The old man huffed and shifted in his arm chair, watching his wife expectantly. Finally, she spoke.
“The banner reads: Happy 17th Birthday, Morgan Miller,” the old woman said, enunciating every word. “Miller…Miller…Oh! That must be Hanlon and Marla Miller’s daughter!”
“A parade? For a teenager? What is the world coming to?” the old man huffed, picked up his remote, and turned the television set volume up.
“I think it’s nice,” she said, looking down at the crowd.
Down on the street below, Morgan Miller was sitting atop an elephant, decorated with a pink headdress.

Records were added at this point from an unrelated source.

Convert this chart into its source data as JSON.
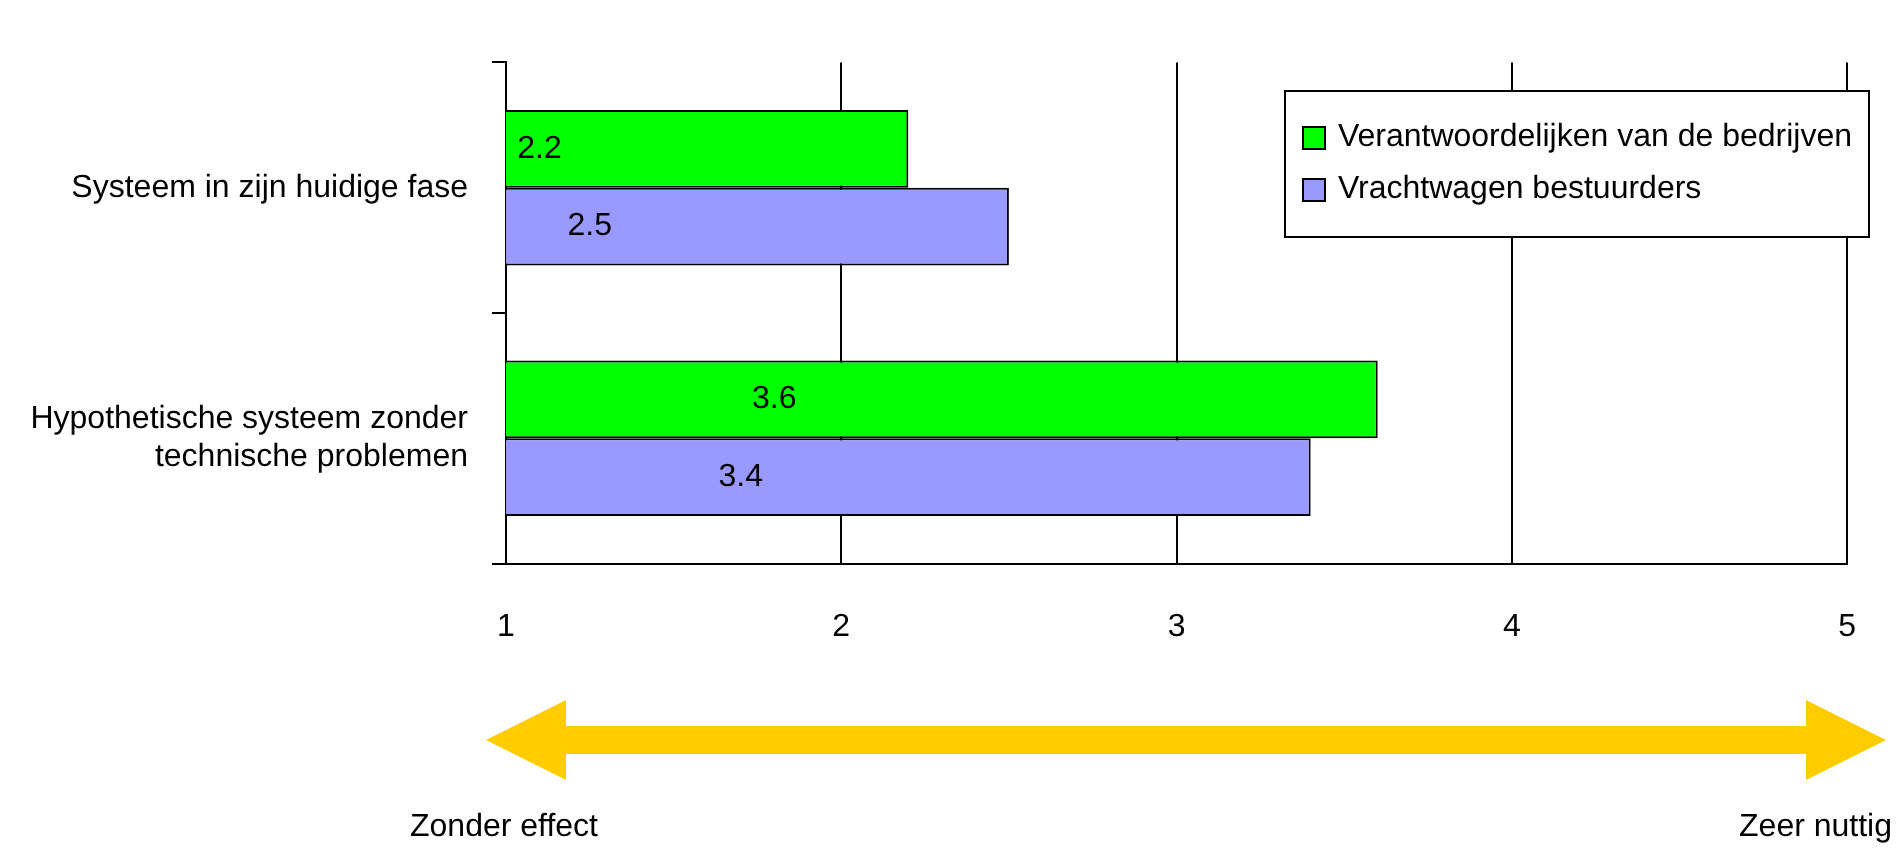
{
  "chart_data": {
    "type": "bar",
    "orientation": "horizontal",
    "categories": [
      "Systeem in zijn huidige fase",
      "Hypothetische systeem zonder technische problemen"
    ],
    "series": [
      {
        "name": "Verantwoordelijken van de bedrijven",
        "color": "#00ff00",
        "values": [
          2.2,
          3.6
        ]
      },
      {
        "name": "Vrachtwagen bestuurders",
        "color": "#9999ff",
        "values": [
          2.5,
          3.4
        ]
      }
    ],
    "xlim": [
      1,
      5
    ],
    "xticks": [
      1,
      2,
      3,
      4,
      5
    ],
    "grid": "x",
    "legend": "top right",
    "data_labels": true,
    "annotations": [
      "Zonder effect",
      "Zeer nuttig"
    ]
  }
}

She waved and smiled until finally the elephant came to a stop. A man dressed like a sultan helped her down from the animal.
“Four miles on the back of an elephant!” Morgan whined to two girls waiting for her. “Just look at my hair!”
“You look fantastic,” said the first girl.
“Thanks, Jordan,” Morgan said, trying to revive her curls.
“This is amazing!” said the second girl. “There has to be more than three hundred people here!”
“Three hundred and fifty-two to be exact, Stacy,” Morgan said, smiling. A man on stilts walked by, carrying a try of cotton candy. “We’ll take three,” Morgan said to the man.
“Mo, this has to be the best birthday party ever!” Jordan said with a mouthful of cotton candy. “I can’t even imagine what your parents will do for you next year!”
“I guess it’s not too shabby, huh?” Morgan said, distractedly. She was looking at her parents. Both were glued to their phones, back toward the party. Jordan saw Morgan’s gaze.
“At least they came this year, Mo,” Jordan said.
“Yeah,” Morgan sighed. “Maybe next year they’ll even talk to me. Ugh, next year.”
Morgan was not looking forward to her senior year of high school. She was tired of listening to her classmates make plans for the future, especially when she had none. Rosa had given her stacks of college applications, but Morgan always came up with a good excuse to not fill them out.
“Rosa, there’s a party this weekend,” Morgan would whine. “I can’t write an essay.”
Rosa would scold her, mostly in Spanish, and Morgan would promise to get to it later. Later turned into two months, which turned into four, which turned into eight. The stack of college applications were buried under Prada dresses, Christian Louboutin shoes, and Coach purses.
Every now and then, Morgan would find the applications hidden around the house. They’d pop up in the refrigerator, the pantry, the shower, even in her Glamour magazine.
“Rosa’s getting desperate,” Morgan said to herself one morning. She had poured herself a bowl of cereal and out rolled an application for the United States Army.
“Why should I go to college?” Morgan asked her friends one day. “I don’t need a degree. I mean, look who my parents are! And besides, who’d give up a house like this for a stinky dorm room that hundreds of other people have already used? And, you have to share bathrooms.” Morgan wrinkled her nose.